Santa: you're fired.

http://freakonomics.blogs.nytimes.com/2008/11/18/time-to-check-the-santa-index/

It's a rather odd way to check on the health of the economy. I can only assume that things like alcohol sales would be up (I haven't checked, and I haven't talked to an internet psychic). The story on internet psychics I heard about a few days ago and found it amusing, if in a sad way. It is strange what people turn into when the chips are out (not just down, but gone). There are all kinds of studies on the amounts of money people spend on lottery tickets for example. I'd have to wonder if a similar disposition is present by poor people spending on psychic hotlines et al, or if this is merely an indicator of general stress and anxiety throughout the greater economy. I'm guessing Santas being fired is however more distressing than the news of people browsing other fake trends proposed by people making mystical sounding guesses.

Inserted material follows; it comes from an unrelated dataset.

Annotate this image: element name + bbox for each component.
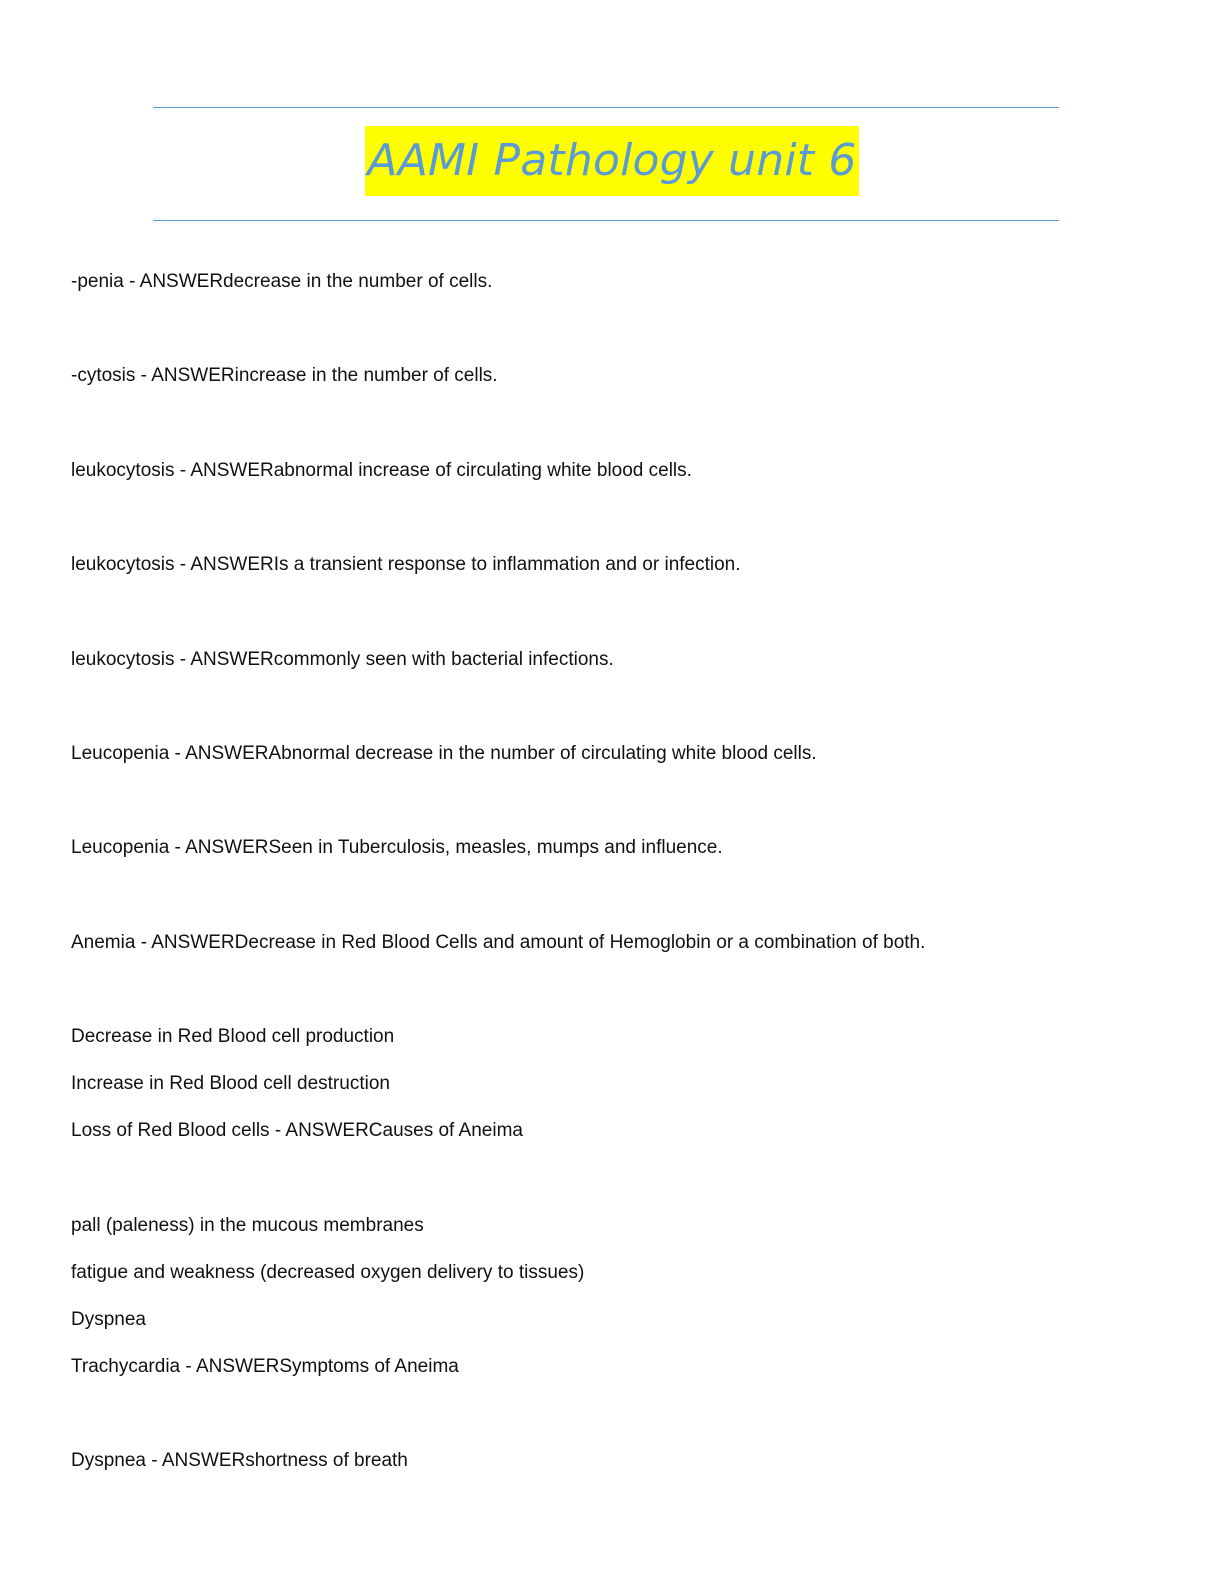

Also: is-france-due-for-riots/ This one requires more thought. While France's diligent refusals to acknowledge multicultural trends are on the one hand a difficult line that effectively disenfranchises its immigrant class, there's probably a good reason in the line run to do it.. If the implication is that French culture is more important than immigrant rational stability. The real crazy part is not that France conducts no demographic reporting (something we go wayyyyy over on), but that their establishment seem unaware of the caustic anger brewing within those demographics. I guess they do have a history of not paying attention to the underlings of their society, but Parisian riots were not that far off in their history and were made predominately by North African Muslim immigrants. It does not seem impossible to ask what that demographic is upset over (namely the lack of French acknowledgement).

In America we insist on hyphenated Americans to a ludicrous accounting of 'diversity', without regard to what actually consists of diversity or what measures it can be important in (at least we mostly killed quotas, an impossibility in a free market system). In France it would appear the trend is to insist on French people and then to ignore those people who aren't quite French enough and pretend they are perfectly happy being outsiders living in France. I suspect there is a middle position that would work better for both countries; both to suppress the need for civilian riots and to encourage the need for diverse opinions and toleration.